Training: Your data trains Meta’s AI models. As of December 2025, your AI chat interactions are also used for ad targeting.

How to opt out:

If you’re in the EU, UK, Switzerland, Brazil, Japan, or South Korea: You have formal opt-out rights under privacy laws like GDPR. Use the objection form.

If you’re in the US or most other countries: There is no opt-out. Meta’s current policy doesn’t provide a mechanism to prevent training on your data.

You can mute Meta AI to stop notifications, but this doesn’t protect your privacy - it just hides the feature.
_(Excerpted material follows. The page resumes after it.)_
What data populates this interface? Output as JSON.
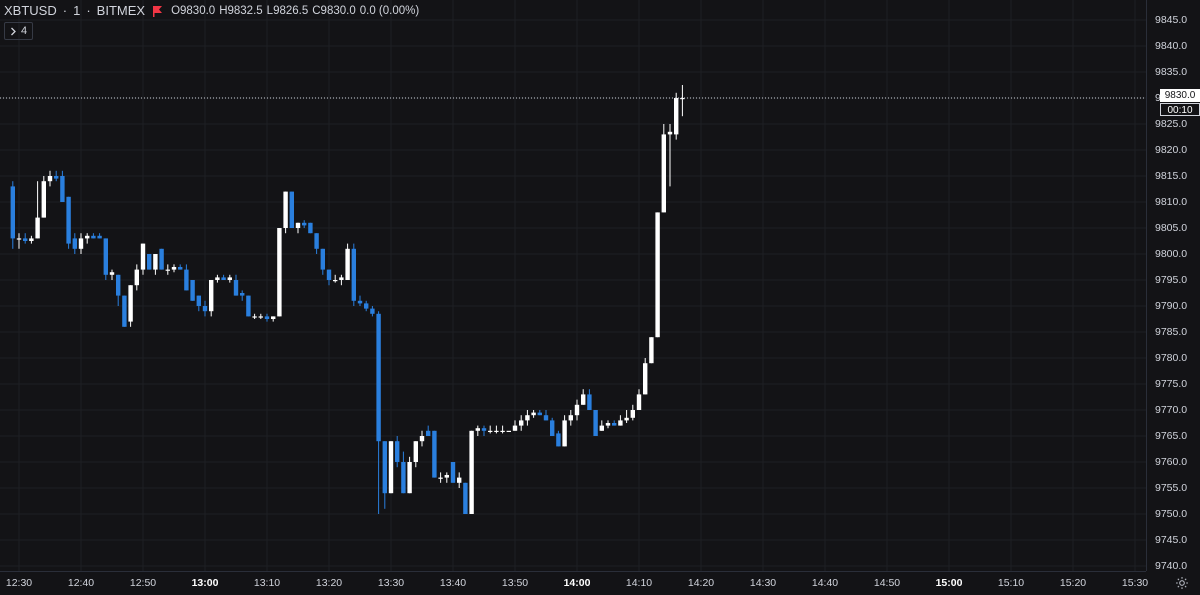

Private posts: Meta claims it doesn’t use content from private posts, so keeping your posts non-public may limit exposure.

Perplexity AI

What they collect: Name, email, payment details, prompts, AI responses, device info, location, and browsing behavior. If you sync email accounts, they access contacts, messages, and calendar data.

Data storage: Standard users retain data indefinitely. Enterprise users get 7-day file retention with custom options for larger organizations.

Training: Free, Pro, and Max users have AI Data Retention enabled by default but can control whether data is used for model training.

How to opt out:

Check your account settings for AI Data Retention controls. Enterprise users are excluded from model training entirely.

Email sync: Perplexity specifically states they don’t use synced email data for AI training.

Perplexity’s current privacy policy is effective February 5, 2026.

Midjourney

What they collect: All prompts (text and images), public chats, IP address, billing info, email, and username.

Data storage: Generated images are stored 30 days unless saved. But here’s the catch: images remain permanently in the public gallery with no true deletion option.

Training: Your prompts and images train Midjourney’s models indefinitely. There is no opt-out.

Public by default: Every image you create appears in the community gallery on midjourney.com, including images made in private Discord servers or direct messages.

Stealth Mode: Pro and Mega plans ($60+/month) can hide creations from other users, but images still train models and must follow community guidelines.

Voice Assistants (Alexa, Google Assistant, Siri)

All three major voice assistants collect recordings, though approaches differ:

Amazon Alexa: Records and stores every interaction unless manually deleted. In 2023, Amazon paid $25 million in FTC penalties for keeping children’s voice recordings despite deletion requests.

Google Assistant: Stores voice data with activity controls to manage and delete recordings.

Apple Siri: Positions itself as privacy-focused with more local processing, though some requests still go to Apple servers.

Accidental recordings: Research from Northeastern University found devices misactivate about once every two days on average.

The Big Picture

Here’s what stands out from this audit:

Opt-out is the new default. Most companies assume you consent to training unless you actively disable it. This represents a shift from even a year ago.

30-day retention is a floor, not a ceiling. Even with training disabled, most services keep your data for “abuse monitoring” - and that data may persist much longer than advertised.

Enterprise users get better privacy. Paid business tiers consistently exclude data from training. Privacy has become a premium feature.

Meta is the worst offender. No meaningful opt-out for US users, ad targeting from AI chats, and aggressive data collection across platforms.

Midjourney offers no training opt-out. If you use it, your prompts and images become permanent training data.

What You Can Do

Check every AI tool you use. Look for data controls in settings immediately after reading this.
Assume everything is training data. Don’t share sensitive information unless you’ve verified the privacy controls.
Consider local alternatives. Self-hosted models like Ollama don’t send data anywhere. We’ve covered how to set up local code completion and other local tools.
Use enterprise tiers for sensitive work. If your employer offers them, business versions typically have stronger protections.
Delete old conversations. Even if it doesn’t prevent past training, it reduces your exposure to future policy changes.

The AI industry has decided your data is too valuable to leave untouched. The least you can do is make them work for it.